Posted October. 17, 2008 07:01,   

한국어

“If the Lee Myung-bak administration continues to undermine our dignity and go against us, we will make a critical decision such as freezing inter-Korean relations,” North Korea’s state-run news media said yesterday.

“We will never tolerate those who dare touch our sacred regime that is our dignity and life and will harshly and indiscriminately punish them.”

South Korea needs a closer look at why the North has begun an offensive with such strong rhetoric.

The comments were carried in an editorial carried by the ruling Workers’ Party newspaper Rodong Sinmun but express the North Korean leadership’s true intentions.
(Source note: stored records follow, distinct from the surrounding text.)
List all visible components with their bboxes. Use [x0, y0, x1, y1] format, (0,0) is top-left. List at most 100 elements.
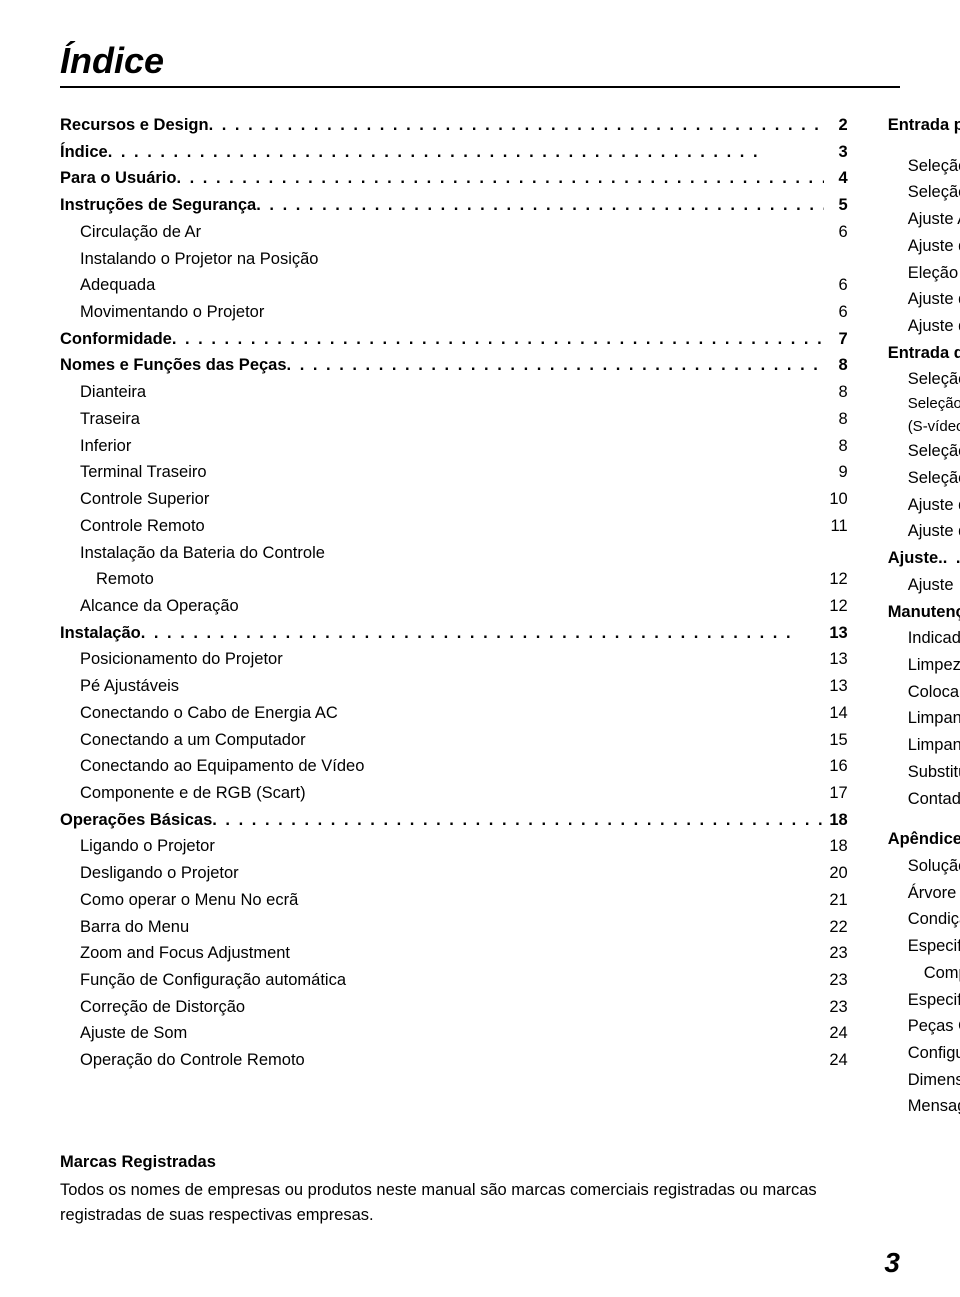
toc-label: Desligando o Projetor [80, 860, 239, 887]
toc-sub-item: Conectando a um Computador15 [60, 727, 848, 754]
toc-leader-dots [141, 620, 824, 647]
trademarks-heading: Marcas Registradas [60, 1150, 900, 1176]
toc-label: Ajuste [908, 572, 954, 599]
toc-label: Especificações Compatíveis do [908, 933, 960, 960]
toc-leader-dots [212, 807, 823, 834]
toc-sub-item: Ligando o Projetor18 [60, 833, 848, 860]
toc-label: Movimentando o Projetor [80, 299, 264, 326]
toc-label: Recursos e Design [60, 112, 209, 139]
toc-label: Ajuste Automático de PC [908, 206, 960, 233]
toc-sub-item: Conectando o Cabo de Energia AC14 [60, 700, 848, 727]
toc-leader-dots [287, 352, 824, 379]
toc-section: Entrada de Vídeo37 [888, 340, 960, 367]
toc-sub-item: Conectando ao Equipamento de Vídeo16 [60, 753, 848, 780]
toc-sub-item: Terminal Traseiro9 [60, 459, 848, 486]
toc-sub-item: Seleção do Nível de Imagem40 [888, 465, 960, 492]
toc-label: Ajuste do Tamanho da Ecrã [908, 313, 960, 340]
toc-sub-item: Especificações Técnicas71 [888, 987, 960, 1014]
toc-sub-item: Seleção do Sistema de Vídeo39 [888, 438, 960, 465]
toc-label: Ajuste de PC Manual [908, 233, 960, 260]
toc-label: Condição do Projetor e Indicadores [908, 906, 960, 933]
toc-label: Índice [60, 139, 108, 166]
toc-sub-item: Ajuste de Som24 [60, 1020, 848, 1047]
toc-page: 23 [823, 967, 847, 994]
toc-sub-item: Ajuste Automático de PC28 [888, 206, 960, 233]
toc-page: 5 [824, 192, 848, 219]
toc-sub-item: (S-vídeo, Component, RGB Scart 21-pinos)… [888, 416, 960, 439]
toc-label: Entrada para Computador [888, 112, 960, 139]
toc-label: Traseira [80, 406, 140, 433]
toc-page: 13 [823, 673, 847, 700]
toc-sub-item: Substituição da Lâmpada60 [888, 759, 960, 786]
toc-sub-item: Traseira 8 [60, 406, 848, 433]
toc-page: 13 [823, 646, 847, 673]
toc-sub-item: Barra do Menu22 [60, 914, 848, 941]
toc-leader-dots [172, 326, 824, 353]
toc-label: Instruções de Segurança [60, 192, 256, 219]
toc-sub-item: Ajuste45 [888, 572, 960, 599]
toc-sub-item: Ajuste do Tamanho da Ecrã44 [888, 518, 960, 545]
toc-sub-item: Circulação de Ar6 [60, 219, 848, 246]
toc-label: Contador de Substituição da Lâmpada [908, 786, 960, 813]
toc-label: Adequada [80, 272, 155, 299]
toc-label: Função de Configuração automática [80, 967, 346, 994]
toc-section: Instruções de Segurança 5 [60, 192, 848, 219]
toc-sub-item: Árvore do Menu66 [888, 880, 960, 907]
toc-page: 10 [823, 486, 847, 513]
toc-sub-item: Seleção da Fonte de Entrada [888, 393, 960, 416]
toc-label: Pé Ajustáveis [80, 673, 179, 700]
toc-page: 16 [823, 753, 847, 780]
toc-page: 23 [823, 940, 847, 967]
toc-sub-item: Controle Superior 10 [60, 486, 848, 513]
toc-label: Controle Superior [80, 486, 209, 513]
page-number: 3 [884, 1247, 900, 1279]
toc-sub-item: Instalando o Projetor na Posição [60, 246, 848, 273]
toc-page: 12 [823, 566, 847, 593]
toc-page: 13 [823, 620, 847, 647]
toc-sub-item: Limpando o Gabinete do Projetor59 [888, 732, 960, 759]
toc-label: Mensagem do Número do Código PIN [908, 1093, 960, 1120]
toc-label: Solução de Problemas [908, 853, 960, 880]
toc-label: Seleção do Sistema de Computador [908, 179, 960, 206]
toc-label: Conectando a um Computador [80, 727, 306, 754]
toc-page: 18 [823, 833, 847, 860]
toc-page: 9 [824, 459, 848, 486]
toc-section: Entrada para Computador26 [888, 112, 960, 139]
toc-page: 8 [824, 379, 848, 406]
toc-label: Indicador de Avisos [908, 625, 960, 652]
toc-label: Correção de Distorção [80, 994, 245, 1021]
toc-page: 23 [823, 994, 847, 1021]
toc-label: Ajuste de Som [80, 1020, 187, 1047]
toc-sub-item: Ajuste do Nível de Imagem33 [888, 286, 960, 313]
toc-label: Instalação da Bateria do Controle [80, 540, 325, 567]
toc-sub-item: Indicador de Avisos57 [888, 625, 960, 652]
toc-label: Remoto [96, 566, 154, 593]
toc-label: Dimensões [908, 1067, 960, 1094]
toc-sub-item: Zoom and Focus Adjustment23 [60, 940, 848, 967]
toc-sub-item: Adequada6 [60, 272, 848, 299]
toc-label: Para o Usuário [60, 165, 176, 192]
toc-sub-item: Limpando a Lente de Projeção59 [888, 705, 960, 732]
toc-page: 12 [823, 593, 847, 620]
toc-label: Colocando a Tampa da Lente [908, 679, 960, 706]
toc-page: 4 [824, 165, 848, 192]
toc-label: Controle Remoto [80, 513, 205, 540]
toc-page: 7 [824, 326, 848, 353]
toc-sub-item: Seleção da Fonte de Entrada (Vídeo)37 [888, 366, 960, 393]
toc-label: Limpando a Lente de Projeção [908, 705, 960, 732]
toc-label: Ajuste do Tamanho da Ecrã [908, 518, 960, 545]
toc-page: 8 [824, 406, 848, 433]
toc-page: 6 [824, 299, 848, 326]
toc-page: 6 [824, 219, 848, 246]
trademarks-footer: Marcas Registradas Todos os nomes de emp… [60, 1150, 900, 1229]
toc-label: Seleção do Sistema de Vídeo [908, 438, 960, 465]
toc-label: Instalação [60, 620, 141, 647]
trademarks-body: Todos os nomes de empresas ou produtos n… [60, 1178, 900, 1229]
toc-label: Limpando o Gabinete do Projetor [908, 732, 960, 759]
toc-sub-item: Ajuste de PC Manual29 [888, 233, 960, 260]
toc-leader-dots [176, 165, 823, 192]
toc-section: Manutenção & Limpeza57 [888, 599, 960, 626]
toc-section: Recursos e Design2 [60, 112, 848, 139]
right-column: Entrada para Computador26 Seleção da Font… [888, 112, 960, 1120]
toc-label: Limpeza dos Filtros de Ar [908, 652, 960, 679]
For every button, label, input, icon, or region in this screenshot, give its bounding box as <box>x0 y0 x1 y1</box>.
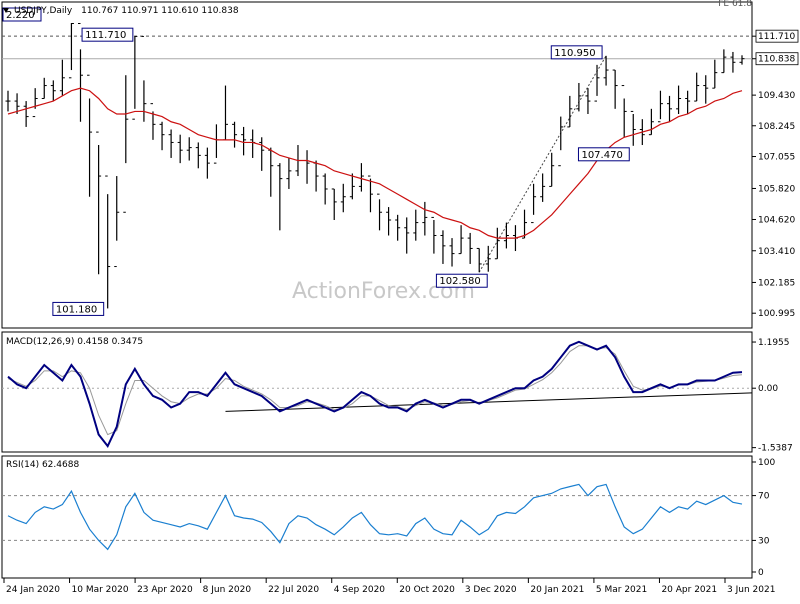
price-annotation: 111.710 <box>81 27 134 42</box>
macd-y-tick-label: -1.5387 <box>758 444 793 454</box>
rsi-panel: 100 70 30 0 RSI(14) 62.4688 <box>1 455 775 579</box>
macd-signal-line <box>7 345 743 436</box>
price-y-tick-label: 104.620 <box>758 215 795 225</box>
annotation-box <box>2 7 42 22</box>
time-axis-tick-label: 24 Jan 2020 <box>6 585 60 595</box>
rsi-y-tick-label: 0 <box>758 568 764 578</box>
price-y-tick-label: 110.838 <box>758 55 795 65</box>
time-axis-tick-label: 23 Apr 2020 <box>137 585 193 595</box>
annotation-label: 102.580 <box>439 276 480 287</box>
annotation-box <box>435 273 488 288</box>
price-annotation: 101.180 <box>52 301 105 316</box>
price-annotation: 2.220 <box>2 7 42 22</box>
time-axis-tick-label: 22 Jul 2020 <box>268 585 319 595</box>
price-annotation: 102.580 <box>435 273 488 288</box>
annotation-box <box>577 147 630 162</box>
price-y-tick-label: 100.995 <box>758 309 795 319</box>
annotation-box <box>81 27 134 42</box>
time-axis-tick-label: 5 Mar 2021 <box>596 585 647 595</box>
time-axis-tick-label: 3 Jun 2021 <box>727 585 775 595</box>
time-axis-tick-label: 20 Oct 2020 <box>399 585 455 595</box>
price-annotation: 107.470 <box>577 147 630 162</box>
time-axis-tick-label: 20 Apr 2021 <box>661 585 717 595</box>
macd-trendline <box>225 392 753 412</box>
price-panel-frame <box>1 1 753 329</box>
ohlc-header: 110.767 110.971 110.610 110.838 <box>81 6 239 16</box>
annotation-label: 110.950 <box>554 48 595 59</box>
price-y-tick-label: 105.820 <box>758 184 795 194</box>
price-y-tick-label: 107.055 <box>758 153 795 163</box>
price-y-tick-label: 109.430 <box>758 91 795 101</box>
rsi-panel-frame <box>1 455 753 579</box>
rsi-y-tick-label: 70 <box>758 492 770 502</box>
collapse-triangle-icon[interactable] <box>3 8 9 13</box>
macd-y-tick-label: 1.1955 <box>758 338 790 348</box>
annotation-box <box>52 301 105 316</box>
rsi-y-tick-label: 30 <box>758 536 770 546</box>
symbol-title: USDJPY,Daily <box>14 6 73 16</box>
rsi-y-tick-label: 100 <box>758 458 775 468</box>
price-y-tick-label: 111.710 <box>758 32 795 42</box>
macd-y-tick-label: 0.00 <box>758 384 778 394</box>
moving-average-line <box>7 87 743 239</box>
time-axis-tick-label: 4 Sep 2020 <box>334 585 386 595</box>
price-annotation: 110.950 <box>550 45 603 60</box>
time-axis-tick-label: 8 Jun 2020 <box>203 585 252 595</box>
price-y-tick-label: 103.410 <box>758 247 795 257</box>
annotation-label: 2.220 <box>6 10 35 21</box>
macd-panel: 1.1955 0.00 -1.5387 MACD(12,26,9) 0.4158 0… <box>1 331 793 454</box>
time-axis-tick-label: 20 Jan 2021 <box>530 585 584 595</box>
rsi-line <box>7 483 743 551</box>
annotation-box <box>550 45 603 60</box>
annotation-label: 107.470 <box>581 150 622 161</box>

As it said, the North is likely to take real action, such as measures related to the Gaesong Industrial Complex, tours to the border city, or a military provocation. Earlier this month, the North took issue with a group of North Korean defectors sending leaflets critical of Pyongyang to the North at working-level inter-Korean military talks, threatening revenge on the South.

Some say Pyongyang might have criticized Seoul to deal with rumors over North Korean leader Kim Jong Il’s health and emergency scenarios, the spread of leaflets exposing the reality of North Korea, and coping with unrest among North Korean residents.

As North Korean media the reclusive country as “our sacred regime that is our dignity and life,” the regime is more important than anything else in the isolated country. Reports on Kim’s attendance at a college soccer match without photos or videos after his 58-day absence from public view and the belated release of photos of his visit to a frontline military camp, which seems to have been taken two to three months ago, show the North’s intention to show off its regime’s stability.

The North might want to tame the Lee administration of South Korea like it did to the Kim Dae-jung and Roh Moo-hyun administrations. Pyongyang emphasized the implementation of the agreements signed in the 2000 and last year’s inter-Korean summits, indicating it wants unconditional support from the South. Some say that as the North’s situation improves with 500,000 tons of U.S. food aid and removal from the U.S. list of terror-sponsoring nations, the North has unveiled its true intention: taking advantage of the South to have a direct relationship with the United States.

Despite the North’s true intention, South Korea must stick to its basic North Korea principles based on reciprocity. It must work hard to promote inter-Korean dialogue and exchanges but should not be afraid of a temporary stalemate or military provocations. Pyongyang through its tactics strives to make us feel puzzled or anxious. Therefore, the government and military must be thoroughly prepared for anything.